I accept the danger that the importance of the case might make witnesses give evidence of matters as they would like them to have been. This case is very important to the Claimants, especially to those who have family members as guarantors. The case is also very important also to JBL and to Mr Benson in that it has put under the microscope the way in which the driving school was operated including serious allegations about the way in which franchisees were treated. It is evident from Mr Benson’s regular use of the courts how central it was to his business to be able to sue franchisees who fell out of line, and how he would rely upon the victories as a source of warning to those other franchisees who may have been thinking in a like way. Likewise, the prospect of losing carried with it a potential price both as regards the instant action and beyond it.

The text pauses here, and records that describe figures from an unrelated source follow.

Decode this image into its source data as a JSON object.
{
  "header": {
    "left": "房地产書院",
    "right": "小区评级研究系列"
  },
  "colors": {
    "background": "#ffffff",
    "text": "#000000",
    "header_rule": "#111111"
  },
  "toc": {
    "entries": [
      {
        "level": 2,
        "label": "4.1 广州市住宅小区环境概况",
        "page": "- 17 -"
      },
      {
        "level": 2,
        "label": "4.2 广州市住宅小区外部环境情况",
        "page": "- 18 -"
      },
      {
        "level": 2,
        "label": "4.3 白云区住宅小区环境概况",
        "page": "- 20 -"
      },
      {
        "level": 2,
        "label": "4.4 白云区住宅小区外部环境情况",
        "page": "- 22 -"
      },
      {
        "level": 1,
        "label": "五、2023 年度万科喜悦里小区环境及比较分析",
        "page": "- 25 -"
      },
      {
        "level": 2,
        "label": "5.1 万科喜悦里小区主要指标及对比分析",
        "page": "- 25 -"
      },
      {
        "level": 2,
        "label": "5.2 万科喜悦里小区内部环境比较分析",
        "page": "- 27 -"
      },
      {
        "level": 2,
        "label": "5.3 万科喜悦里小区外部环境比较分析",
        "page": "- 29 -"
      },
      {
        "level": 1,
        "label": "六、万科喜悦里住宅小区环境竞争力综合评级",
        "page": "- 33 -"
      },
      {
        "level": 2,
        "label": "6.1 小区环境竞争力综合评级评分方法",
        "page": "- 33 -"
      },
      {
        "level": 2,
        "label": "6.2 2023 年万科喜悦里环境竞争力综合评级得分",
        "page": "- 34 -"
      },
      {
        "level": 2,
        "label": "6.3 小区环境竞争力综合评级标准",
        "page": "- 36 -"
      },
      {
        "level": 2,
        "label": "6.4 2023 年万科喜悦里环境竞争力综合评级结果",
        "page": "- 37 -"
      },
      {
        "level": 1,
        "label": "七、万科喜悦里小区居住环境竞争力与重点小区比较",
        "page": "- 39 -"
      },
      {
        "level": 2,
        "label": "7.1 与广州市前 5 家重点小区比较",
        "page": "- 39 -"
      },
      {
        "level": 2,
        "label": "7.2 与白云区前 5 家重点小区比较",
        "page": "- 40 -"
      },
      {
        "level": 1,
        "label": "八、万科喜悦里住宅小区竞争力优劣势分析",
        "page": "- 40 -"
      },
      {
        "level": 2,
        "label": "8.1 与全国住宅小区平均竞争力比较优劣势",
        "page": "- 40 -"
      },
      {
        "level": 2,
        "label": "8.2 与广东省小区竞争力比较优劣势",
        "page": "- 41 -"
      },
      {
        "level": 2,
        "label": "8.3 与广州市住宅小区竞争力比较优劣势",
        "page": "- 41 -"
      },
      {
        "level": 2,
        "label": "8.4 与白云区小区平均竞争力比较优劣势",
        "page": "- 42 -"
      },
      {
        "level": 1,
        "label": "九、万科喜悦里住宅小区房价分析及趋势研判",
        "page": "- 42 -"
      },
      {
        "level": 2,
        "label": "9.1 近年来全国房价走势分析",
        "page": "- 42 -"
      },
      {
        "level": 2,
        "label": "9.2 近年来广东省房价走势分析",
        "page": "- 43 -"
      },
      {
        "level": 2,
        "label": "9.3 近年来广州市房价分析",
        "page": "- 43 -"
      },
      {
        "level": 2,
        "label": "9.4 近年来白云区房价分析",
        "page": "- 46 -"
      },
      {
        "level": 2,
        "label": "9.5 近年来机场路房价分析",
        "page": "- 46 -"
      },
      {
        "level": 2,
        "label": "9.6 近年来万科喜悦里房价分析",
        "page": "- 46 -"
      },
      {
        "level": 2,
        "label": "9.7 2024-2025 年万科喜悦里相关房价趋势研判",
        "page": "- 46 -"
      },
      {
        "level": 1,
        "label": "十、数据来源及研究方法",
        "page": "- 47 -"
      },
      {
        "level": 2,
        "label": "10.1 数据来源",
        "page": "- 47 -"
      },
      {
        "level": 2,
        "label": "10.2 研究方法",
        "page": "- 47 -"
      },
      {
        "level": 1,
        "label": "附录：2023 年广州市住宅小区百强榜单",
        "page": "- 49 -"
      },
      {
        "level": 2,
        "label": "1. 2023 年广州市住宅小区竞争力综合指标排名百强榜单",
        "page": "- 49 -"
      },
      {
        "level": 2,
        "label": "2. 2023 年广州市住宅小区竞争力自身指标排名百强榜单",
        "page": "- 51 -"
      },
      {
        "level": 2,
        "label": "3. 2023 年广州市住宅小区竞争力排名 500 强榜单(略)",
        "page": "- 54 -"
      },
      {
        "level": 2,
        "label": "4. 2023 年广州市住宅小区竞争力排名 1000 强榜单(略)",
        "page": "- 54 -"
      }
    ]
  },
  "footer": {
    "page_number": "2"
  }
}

This action was of great importance because it accounted for a minority, but still a significant percentage of the franchisees, and collectively the counterclaim adds up to a sum approaching two million pounds.

27.

JBL suggest that there has been snowballing of evidence. It is inevitable that memories would be jogged by hearing about the experience of others. I accept that there are dangers about the creation even unconsciously of confirmatory evidence which may not be reliable recollection. As in most commercial cases, it is important to pay particular attention to contemporaneous documentary evidence and the overall probabilities of the case, and to assess oral evidence in large part by reference to documents and inherent probabilities. Some of the evidence is confirmed by documentation including by way of example the messaging about what happens to defaulting franchisees, the language used in respect of COVID and particular language to franchisees at times of vulnerability.

28.

It was said on behalf of JBL that the Claimants lacked an overall balance which was based on a “tendency to demonise”. I shall refer to the various Claimants in respect of their evidence. I recognise that they were very critical about Mr Benson. I have to decide whether this evidence was therefore unreliable or to be treated with caution or whether the connecting tenor of the evidence provided a big picture of controlling, aggressive and abusive behaviour.

29.

A legitimate criticism of the evidence of the Claimants is of imprecision. That is to say that there were too many instances of conversations which were not dated in the evidence. This led to what JBL has rightly described as the laborious task of piecing together the evidence. The lack of specificity does give rise to the danger of mistaken recollection. However, such was the assiduous nature of the barristers in this case, particularly the two counsel team of Mr Butler KC and Ms Higgo for JBL, that it was possible to tie in many of the allegations to contemporaneous documents. In some respects, this revealed errors of recollection. The Court must treat with caution evidence that was imprecise and this will be borne in mind. It might be rejected where a respondent could not be expected to meet the allegation because of the lack of specificity. Generally, in this case that has not been the case, and JBL has been able to address each of the allegations. I shall refer to the evidence of the Claimants and other witnesses in more detail below.